Naar aanleiding van de resultaten van de enquête werden een aantal belangrijke elementen geïdentificeerd. De eerste is de unanieme wens van de spelers om de praktijken te harmoniseren, of het nu gaat om de OCMW's zelf, de artsen, de apothekers of de verenigingen. Dan is er nog het dringende verzoek om van bovenaf te harmoniseren, d.w.z. om zich aan te passen aan de praktijken die voor de gebruiker het voordeligst zijn en om deze te harmoniseren, en eventuele nadelige praktijken af te schaffen door gebrek aan coherentie, te hoge kost voor de gebruiker of afbraak van de huidige praktijken in bepaalde gemeenten.

Een ander element dat moet worden benadrukt, is het feit dat de harmonisatie van de praktijken niet het enige probleem is waar de OCMW's mee te maken hebben en dat dit gepaard gaat met twee andere belangrijke kwesties: administratieve vereenvoudiging, met name in de betrekkingen met de federale overheid, en meer in het algemeen de financiële middelen die de OCMW's ter beschikking staan. Uiteraard voorzien de Brusselse gemeenten de OCMW's van een aanzienlijke financiering. De gemeenten met de meest precaire bevolking zijn echter de gemeenten die de hoogste overheidsbudgetten moeten gebruiken. We zien dus een duidelijke vorm van solidariteit in omgekeerde richting.

We hebben ook interessante voorstellen opgemerkt zoals:

- de invoering van een uniform certificaat voor dringende medische bijstand voor alle Brusselse OCMW's;
- de uitwerking van gemeenschappelijke overeenkomsten tussen de OCMW's en de huisartsen enerzijds en tussen de OCMW's en de apothekers anderzijds, om voor alle OCMW's van het Gewest hetzelfde type overeenkomst te hebben;
- het opstellen van documenten die identiek zijn aan alle OCMW's: medische kaarten, gezondheidskaarten, vorderingsformulieren en farmaceutische cheques. Deze documenten zouden op het internet beschikbaar worden gesteld. Momenteel verschillen de praktijken en documenten van het ene OCMW tot het andere;
- de begunstigde in staat stellen zich te wenden tot elke door het Nationaal Instituut voor Ziekte- en Invaliditeitsverzekering in Brussel (Inami) geconventioneerde arts en niet alleen, zoals nu vaak het geval is, tot een arts die op een lijst staat die beperkt is tot de gemeente zelf;
- het opstellen van een overeenkomst met privé-ziekenhuizen waarin de clausules zijn opgenomen die essentieel zijn voor de zorgverlening door het OCMW. Dit zou het publiek toegang geven tot het hele gamma van ziekenhuizen in Brussel en niet alleen tot een "selectie";”

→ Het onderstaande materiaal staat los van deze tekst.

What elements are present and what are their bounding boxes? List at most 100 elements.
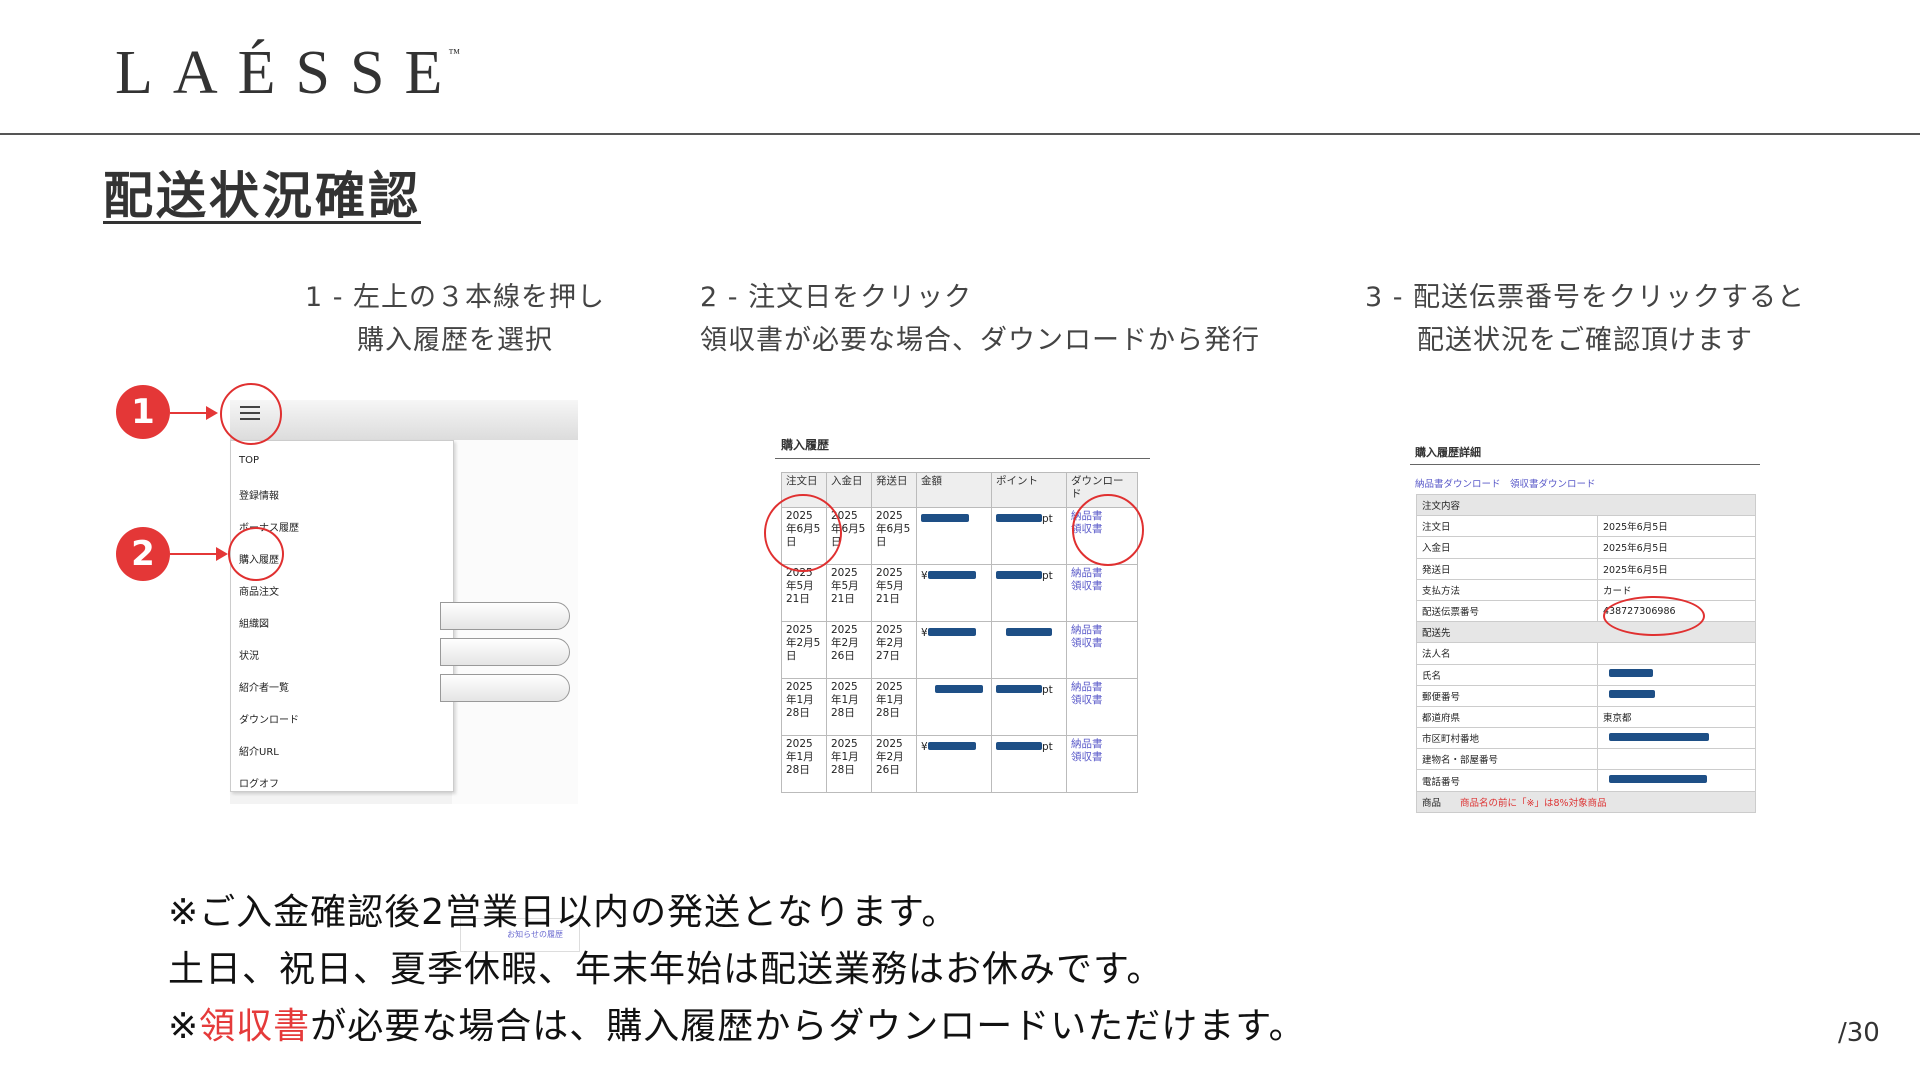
menu-item-order[interactable]: 商品注文 [239, 583, 279, 598]
points-cell [991, 621, 1067, 679]
highlight-circle-order-date [764, 494, 842, 572]
receipt-link[interactable]: 領収書 [1071, 580, 1133, 593]
redaction [1609, 690, 1655, 699]
menu-button-1[interactable] [440, 602, 570, 630]
purchase-detail-table: 注文内容 注文日 2025年6月5日 入金日 2025年6月5日 発送日 2025年6… [1416, 493, 1756, 813]
highlight-circle-tracking [1603, 596, 1705, 636]
points-cell: pt [991, 678, 1067, 736]
amount-cell [916, 678, 992, 736]
step-1-caption: 1 - 左上の３本線を押し 購入履歴を選択 [304, 282, 606, 356]
field-value: 2025年6月5日 [1597, 515, 1756, 538]
order-date-link[interactable]: 2025年5月21日 [781, 564, 827, 622]
field-label: 市区町村番地 [1416, 727, 1598, 750]
redaction [1609, 732, 1709, 741]
highlight-circle-purchase-history [228, 527, 284, 581]
redaction [996, 685, 1042, 693]
redaction [996, 514, 1042, 522]
page-number: /30 [1838, 1018, 1880, 1048]
receipt-link[interactable]: 領収書 [1071, 751, 1133, 764]
col-ship-date: 発送日 [871, 472, 917, 508]
highlight-circle-download [1072, 494, 1144, 566]
paid-date: 2025年5月21日 [826, 564, 872, 622]
order-date-link[interactable]: 2025年2月5日 [781, 621, 827, 679]
section-ship: 配送先 [1416, 621, 1756, 644]
points-cell: pt [991, 564, 1067, 622]
receipt-link[interactable]: 領収書 [1071, 694, 1133, 707]
field-value [1597, 769, 1756, 792]
title-divider [775, 458, 1150, 459]
field-label: 注文日 [1416, 515, 1598, 538]
field-label: 都道府県 [1416, 705, 1598, 729]
field-value [1597, 684, 1756, 707]
menu-item-status[interactable]: 状況 [239, 647, 259, 662]
ship-date: 2025年2月27日 [871, 621, 917, 679]
field-value: 2025年6月5日 [1597, 536, 1756, 559]
menu-item-download[interactable]: ダウンロード [239, 711, 299, 726]
amount-cell: ¥ [916, 735, 992, 793]
field-label: 法人名 [1416, 642, 1598, 665]
field-label: 入金日 [1416, 536, 1598, 559]
redaction [927, 742, 976, 750]
arrow-right-icon [170, 406, 218, 420]
redaction [927, 571, 976, 579]
field-value [1597, 748, 1756, 771]
menu-item-top[interactable]: TOP [239, 455, 259, 466]
order-date-link[interactable]: 2025年1月28日 [781, 735, 827, 793]
redaction [935, 685, 983, 693]
redaction [1609, 669, 1653, 678]
header-divider [0, 133, 1920, 135]
invoice-link[interactable]: 納品書 [1071, 624, 1133, 637]
screenshot-purchase-detail: 購入履歴詳細 納品書ダウンロード 領収書ダウンロード 注文内容 注文日 2025年… [1410, 440, 1760, 835]
menu-item-logoff[interactable]: ログオフ [239, 775, 279, 790]
arrow-right-icon [170, 547, 228, 561]
download-cell: 納品書 領収書 [1066, 621, 1138, 679]
menu-item-org-chart[interactable]: 組織図 [239, 615, 269, 630]
notes: ※ご入金確認後2営業日以内の発送となります。 土日、祝日、夏季休暇、年末年始は配… [168, 884, 1306, 1055]
paid-date: 2025年1月28日 [826, 678, 872, 736]
points-cell: pt [991, 507, 1067, 565]
menu-item-referrals[interactable]: 紹介者一覧 [239, 679, 289, 694]
col-amount: 金額 [916, 472, 992, 508]
table-row: 2025年1月28日 2025年1月28日 2025年1月28日 pt 納品書領… [781, 678, 1138, 736]
menu-button-3[interactable] [440, 674, 570, 702]
download-cell: 納品書 領収書 [1066, 564, 1138, 622]
table-row: 2025年1月28日 2025年1月28日 2025年2月26日 ¥ pt 納品… [781, 735, 1138, 793]
download-cell: 納品書 領収書 [1066, 735, 1138, 793]
amount-cell: ¥ [916, 621, 992, 679]
ship-date: 2025年2月26日 [871, 735, 917, 793]
highlight-circle-hamburger [220, 383, 282, 445]
download-links[interactable]: 納品書ダウンロード 領収書ダウンロード [1415, 476, 1596, 490]
ship-date: 2025年1月28日 [871, 678, 917, 736]
invoice-link[interactable]: 納品書 [1071, 567, 1133, 580]
title-divider [1410, 464, 1760, 465]
order-date-link[interactable]: 2025年1月28日 [781, 678, 827, 736]
download-cell: 納品書 領収書 [1066, 678, 1138, 736]
points-cell: pt [991, 735, 1067, 793]
purchase-history-title: 購入履歴 [781, 438, 830, 452]
table-row: 2025年5月21日 2025年5月21日 2025年5月21日 ¥ pt 納品… [781, 564, 1138, 622]
field-value [1597, 727, 1756, 750]
col-paid-date: 入金日 [826, 472, 872, 508]
app-top-bar [230, 400, 578, 440]
menu-item-profile[interactable]: 登録情報 [239, 487, 279, 502]
field-value: 東京都 [1597, 705, 1756, 729]
section-product: 商品 商品名の前に「※」は8%対象商品 [1416, 790, 1756, 813]
field-label: 発送日 [1416, 557, 1598, 580]
redaction [1006, 628, 1052, 636]
step-badge-1: 1 [116, 385, 170, 439]
receipt-link[interactable]: 領収書 [1071, 637, 1133, 650]
menu-item-referral-url[interactable]: 紹介URL [239, 743, 279, 758]
redaction [996, 571, 1042, 579]
invoice-link[interactable]: 納品書 [1071, 738, 1133, 751]
redaction [996, 742, 1042, 750]
note-line-2: 土日、祝日、夏季休暇、年末年始は配送業務はお休みです。 [168, 949, 1164, 990]
invoice-link[interactable]: 納品書 [1071, 681, 1133, 694]
purchase-detail-title: 購入履歴詳細 [1415, 446, 1481, 459]
ship-date: 2025年5月21日 [871, 564, 917, 622]
field-value: 2025年6月5日 [1597, 557, 1756, 580]
note-line-1: ※ご入金確認後2営業日以内の発送となります。 [168, 892, 959, 933]
note-line-3: ※領収書が必要な場合は、購入履歴からダウンロードいただけます。 [168, 1006, 1306, 1047]
screenshot-purchase-history: 購入履歴 注文日 入金日 発送日 金額 ポイント ダウンロード 2025年6月5… [775, 430, 1150, 835]
menu-button-2[interactable] [440, 638, 570, 666]
step-badge-2: 2 [116, 527, 170, 581]
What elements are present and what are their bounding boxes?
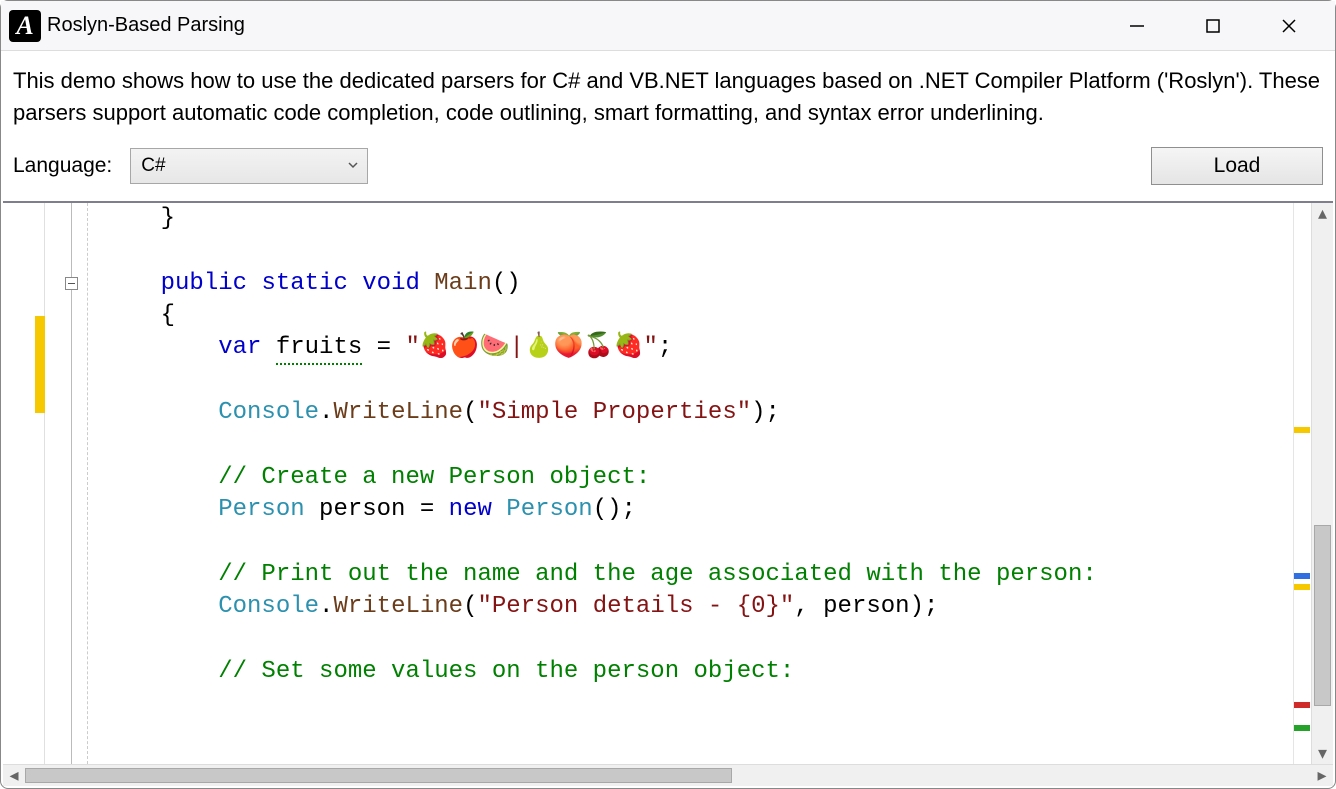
editor-gutter xyxy=(3,203,95,764)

(Parl. doc. VVGC, Commissie Gezondheid en Bijstand aan Personen, vergadering van donderdag 9 januari 2020, pp. 17 en volgende (VERTALING)).


Sinds deze interpellatie hebben we gewerkt aan het afronden van een project rond acties op dit gebied. Dit project moest begin maart besproken worden met de Federatie van OCMW’s. De huidige crisis heeft onze agenda's enigszins verstoord. We zijn van plan dit werk zo snel mogelijk voort te zetten.